Delta Sigma Theta sorority held a Breast Cancer Awareness Forum Thursday night in the University of La Verne’s West Dining Room.
They discussed the many ways of how to detect breast cancer and what the facts and myths are about it , as well as having a breast cancer survivor share her story. The Delta’s held this forum as a part of their public service.
“We do programs for the community to promote awareness on health issues,” said Elisha McKinney, vice president of Delta Sigma Theta and ULV senior.
The program has five “thrusts” or goals that it tries to achieve, including economic, education, health, mental and physical thrusts.
This thrust was under the category of mental and physical health.
In attendance were sorority sisters, both young and old, and a cancer survivor. The forum began with an icebreaker; everyone walked around and shook hands introducing themselves and trying to figure out who the cancer survivor was. The woman who rubbed the inside of your palm was the cancer survivor and you were asked to sit down.
That survivor was Doris Williams. Her daughter is a member of the sorority and was kind enough to speak and share her story with the audience.
McKinney presented a power point presentation on the “Did you knows” of breast cancer.
Following her was a Power Point presentation on exercising and how it could help prevent breast cancer in women.
Another speaker that attended was Letita Spencer, a gynecologist from Kaiser Permanente and also a fellow Delta. She came to bring her professional knowledge on breast cancer.
“You can’t control if you are going to get it,” Spencer said. “But early detection can save lives,” Spencer said.
She discussed the ways you can detect breast cancer and the myths and facts about it.
Spencer also gave an example of a self breast examination. She explained that she was not afraid to do it and that if the men there were uncomfortable they could leave.
The men were shocked; until she made it clear she would not be taking off her blouse. She made it clear that the best way to save a life is to detect any slight difference in a woman’s breast.

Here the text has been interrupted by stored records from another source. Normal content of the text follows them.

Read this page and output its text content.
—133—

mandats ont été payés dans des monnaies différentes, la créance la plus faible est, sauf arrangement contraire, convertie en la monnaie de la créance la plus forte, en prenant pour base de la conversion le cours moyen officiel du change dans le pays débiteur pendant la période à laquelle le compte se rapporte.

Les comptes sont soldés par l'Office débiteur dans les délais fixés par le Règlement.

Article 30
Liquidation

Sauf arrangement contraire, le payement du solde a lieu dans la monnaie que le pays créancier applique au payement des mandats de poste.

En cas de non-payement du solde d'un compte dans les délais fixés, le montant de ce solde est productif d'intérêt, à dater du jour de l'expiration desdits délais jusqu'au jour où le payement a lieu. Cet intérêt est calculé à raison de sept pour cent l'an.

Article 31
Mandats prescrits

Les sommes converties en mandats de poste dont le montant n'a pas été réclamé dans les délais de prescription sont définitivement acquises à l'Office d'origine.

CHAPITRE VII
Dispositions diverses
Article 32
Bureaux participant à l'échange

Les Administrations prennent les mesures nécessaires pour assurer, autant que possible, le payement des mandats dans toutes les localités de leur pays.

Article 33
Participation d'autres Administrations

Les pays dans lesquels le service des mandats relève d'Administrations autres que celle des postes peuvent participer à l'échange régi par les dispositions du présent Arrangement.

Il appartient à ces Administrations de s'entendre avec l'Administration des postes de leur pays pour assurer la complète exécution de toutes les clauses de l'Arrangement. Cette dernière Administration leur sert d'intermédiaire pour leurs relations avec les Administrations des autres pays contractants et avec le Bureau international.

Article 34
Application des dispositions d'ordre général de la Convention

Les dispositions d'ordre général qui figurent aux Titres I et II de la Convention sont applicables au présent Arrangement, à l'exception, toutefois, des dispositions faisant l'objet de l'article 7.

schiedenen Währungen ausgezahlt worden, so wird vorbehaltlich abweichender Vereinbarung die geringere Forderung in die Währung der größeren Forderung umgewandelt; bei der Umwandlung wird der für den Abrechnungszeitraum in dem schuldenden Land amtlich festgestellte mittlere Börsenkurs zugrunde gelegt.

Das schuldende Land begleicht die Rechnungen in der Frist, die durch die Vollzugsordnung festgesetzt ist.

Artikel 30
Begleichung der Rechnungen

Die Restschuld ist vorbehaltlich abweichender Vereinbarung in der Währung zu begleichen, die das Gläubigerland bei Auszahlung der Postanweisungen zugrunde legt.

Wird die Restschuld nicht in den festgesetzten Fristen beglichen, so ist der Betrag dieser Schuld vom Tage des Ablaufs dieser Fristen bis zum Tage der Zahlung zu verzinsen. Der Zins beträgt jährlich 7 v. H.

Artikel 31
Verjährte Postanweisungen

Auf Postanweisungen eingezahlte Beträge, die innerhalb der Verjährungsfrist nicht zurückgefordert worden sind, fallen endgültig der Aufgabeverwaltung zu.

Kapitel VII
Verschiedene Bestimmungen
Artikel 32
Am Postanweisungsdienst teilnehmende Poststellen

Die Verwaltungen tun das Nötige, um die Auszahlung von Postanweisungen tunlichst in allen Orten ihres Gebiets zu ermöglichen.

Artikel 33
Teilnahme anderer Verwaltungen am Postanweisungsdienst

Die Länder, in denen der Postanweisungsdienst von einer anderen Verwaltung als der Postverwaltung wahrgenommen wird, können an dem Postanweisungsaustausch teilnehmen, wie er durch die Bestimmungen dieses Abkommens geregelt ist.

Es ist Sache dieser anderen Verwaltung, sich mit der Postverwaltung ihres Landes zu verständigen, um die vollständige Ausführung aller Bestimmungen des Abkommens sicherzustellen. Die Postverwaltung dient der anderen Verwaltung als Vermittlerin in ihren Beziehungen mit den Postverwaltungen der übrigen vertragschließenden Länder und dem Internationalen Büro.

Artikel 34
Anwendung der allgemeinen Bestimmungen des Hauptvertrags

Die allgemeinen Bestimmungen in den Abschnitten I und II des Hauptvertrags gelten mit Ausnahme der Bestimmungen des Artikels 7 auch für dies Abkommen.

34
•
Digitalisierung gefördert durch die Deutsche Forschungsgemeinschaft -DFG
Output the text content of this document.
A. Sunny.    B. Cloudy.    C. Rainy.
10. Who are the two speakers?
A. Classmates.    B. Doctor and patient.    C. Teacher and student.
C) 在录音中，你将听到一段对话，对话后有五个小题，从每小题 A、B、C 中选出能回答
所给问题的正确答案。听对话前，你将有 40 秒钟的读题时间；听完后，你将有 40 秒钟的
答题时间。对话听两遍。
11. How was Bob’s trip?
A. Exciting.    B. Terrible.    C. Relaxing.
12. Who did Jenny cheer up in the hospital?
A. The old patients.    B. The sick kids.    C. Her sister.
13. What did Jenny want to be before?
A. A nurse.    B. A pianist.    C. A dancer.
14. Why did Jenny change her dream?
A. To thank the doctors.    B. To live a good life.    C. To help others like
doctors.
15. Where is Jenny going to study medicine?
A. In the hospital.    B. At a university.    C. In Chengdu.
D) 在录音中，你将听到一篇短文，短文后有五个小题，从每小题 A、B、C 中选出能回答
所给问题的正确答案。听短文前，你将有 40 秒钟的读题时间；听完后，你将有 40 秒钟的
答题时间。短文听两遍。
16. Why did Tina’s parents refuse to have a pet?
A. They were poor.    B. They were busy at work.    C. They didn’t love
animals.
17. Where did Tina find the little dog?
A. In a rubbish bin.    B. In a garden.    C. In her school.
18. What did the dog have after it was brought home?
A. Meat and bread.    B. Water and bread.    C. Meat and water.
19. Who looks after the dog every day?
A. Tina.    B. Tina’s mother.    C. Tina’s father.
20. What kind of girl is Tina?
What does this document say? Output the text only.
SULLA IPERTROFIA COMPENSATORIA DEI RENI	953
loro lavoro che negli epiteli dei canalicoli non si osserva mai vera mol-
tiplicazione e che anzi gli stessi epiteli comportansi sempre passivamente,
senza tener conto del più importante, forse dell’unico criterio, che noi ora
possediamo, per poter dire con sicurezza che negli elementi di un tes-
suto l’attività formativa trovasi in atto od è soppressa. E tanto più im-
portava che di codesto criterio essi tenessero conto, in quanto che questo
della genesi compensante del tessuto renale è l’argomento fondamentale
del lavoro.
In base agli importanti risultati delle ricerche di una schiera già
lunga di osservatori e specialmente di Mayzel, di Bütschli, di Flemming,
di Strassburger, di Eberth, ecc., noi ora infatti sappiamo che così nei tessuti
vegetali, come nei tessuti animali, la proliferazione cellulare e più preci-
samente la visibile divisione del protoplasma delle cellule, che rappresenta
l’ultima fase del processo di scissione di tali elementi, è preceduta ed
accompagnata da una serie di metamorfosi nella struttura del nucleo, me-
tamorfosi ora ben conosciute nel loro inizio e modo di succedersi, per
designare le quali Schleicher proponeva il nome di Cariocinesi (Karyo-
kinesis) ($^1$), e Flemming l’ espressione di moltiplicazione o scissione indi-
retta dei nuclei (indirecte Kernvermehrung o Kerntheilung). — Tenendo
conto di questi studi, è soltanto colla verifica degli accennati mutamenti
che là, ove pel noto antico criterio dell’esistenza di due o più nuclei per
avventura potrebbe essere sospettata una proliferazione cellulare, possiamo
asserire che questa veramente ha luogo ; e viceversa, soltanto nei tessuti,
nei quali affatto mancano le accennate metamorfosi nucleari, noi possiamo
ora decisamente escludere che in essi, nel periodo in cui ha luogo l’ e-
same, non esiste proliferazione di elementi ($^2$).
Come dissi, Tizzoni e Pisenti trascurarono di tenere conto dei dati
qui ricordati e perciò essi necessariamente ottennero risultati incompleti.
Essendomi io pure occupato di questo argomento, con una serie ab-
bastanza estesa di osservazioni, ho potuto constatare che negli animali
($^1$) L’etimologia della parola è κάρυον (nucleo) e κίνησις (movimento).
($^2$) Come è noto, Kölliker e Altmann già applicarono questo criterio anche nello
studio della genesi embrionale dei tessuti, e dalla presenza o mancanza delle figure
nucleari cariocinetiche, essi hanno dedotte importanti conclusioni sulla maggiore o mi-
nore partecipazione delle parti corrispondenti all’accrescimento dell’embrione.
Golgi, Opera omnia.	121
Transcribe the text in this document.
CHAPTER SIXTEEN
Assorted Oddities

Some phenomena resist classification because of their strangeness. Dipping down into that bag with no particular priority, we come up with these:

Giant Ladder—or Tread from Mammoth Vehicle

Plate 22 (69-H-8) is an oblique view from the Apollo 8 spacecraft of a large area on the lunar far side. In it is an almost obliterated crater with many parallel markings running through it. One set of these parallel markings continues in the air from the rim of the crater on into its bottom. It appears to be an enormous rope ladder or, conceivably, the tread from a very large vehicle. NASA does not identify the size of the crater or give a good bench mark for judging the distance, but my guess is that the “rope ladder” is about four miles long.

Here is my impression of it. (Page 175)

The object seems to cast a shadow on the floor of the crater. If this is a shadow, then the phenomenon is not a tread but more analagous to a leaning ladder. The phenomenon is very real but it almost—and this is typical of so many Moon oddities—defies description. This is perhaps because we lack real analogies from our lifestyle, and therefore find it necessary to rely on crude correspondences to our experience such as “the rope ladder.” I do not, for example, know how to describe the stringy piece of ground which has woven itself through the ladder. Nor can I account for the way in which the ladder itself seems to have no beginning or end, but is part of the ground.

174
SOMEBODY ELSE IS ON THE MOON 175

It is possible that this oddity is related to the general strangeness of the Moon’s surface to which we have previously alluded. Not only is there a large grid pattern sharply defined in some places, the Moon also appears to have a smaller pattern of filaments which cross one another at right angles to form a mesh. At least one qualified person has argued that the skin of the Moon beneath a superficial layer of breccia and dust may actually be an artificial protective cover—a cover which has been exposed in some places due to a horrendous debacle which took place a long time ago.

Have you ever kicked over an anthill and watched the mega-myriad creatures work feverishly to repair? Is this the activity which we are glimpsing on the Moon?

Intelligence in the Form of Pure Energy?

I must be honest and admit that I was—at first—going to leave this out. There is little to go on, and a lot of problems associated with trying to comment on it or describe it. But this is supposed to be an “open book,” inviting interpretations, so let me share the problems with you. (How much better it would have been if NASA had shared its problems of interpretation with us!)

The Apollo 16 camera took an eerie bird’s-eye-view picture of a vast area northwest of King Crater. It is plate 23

Oct. 21 is National Mammogram Day and women should take advantage of this.
After Spencer’s presentation, Williams came to the podium and explained she would not simply give a lecture but a poem instead.
“Her poem was beautiful and really inspiring to me,” McKinney said.
“I thought there was a nice outcome, but I wanted more people to show up,” she added. “People really don’t care that much when they hear breast cancer because they think they are too young to get it, but in African Americans it is the No. 1 killer and we can get it as early as the age of 20.”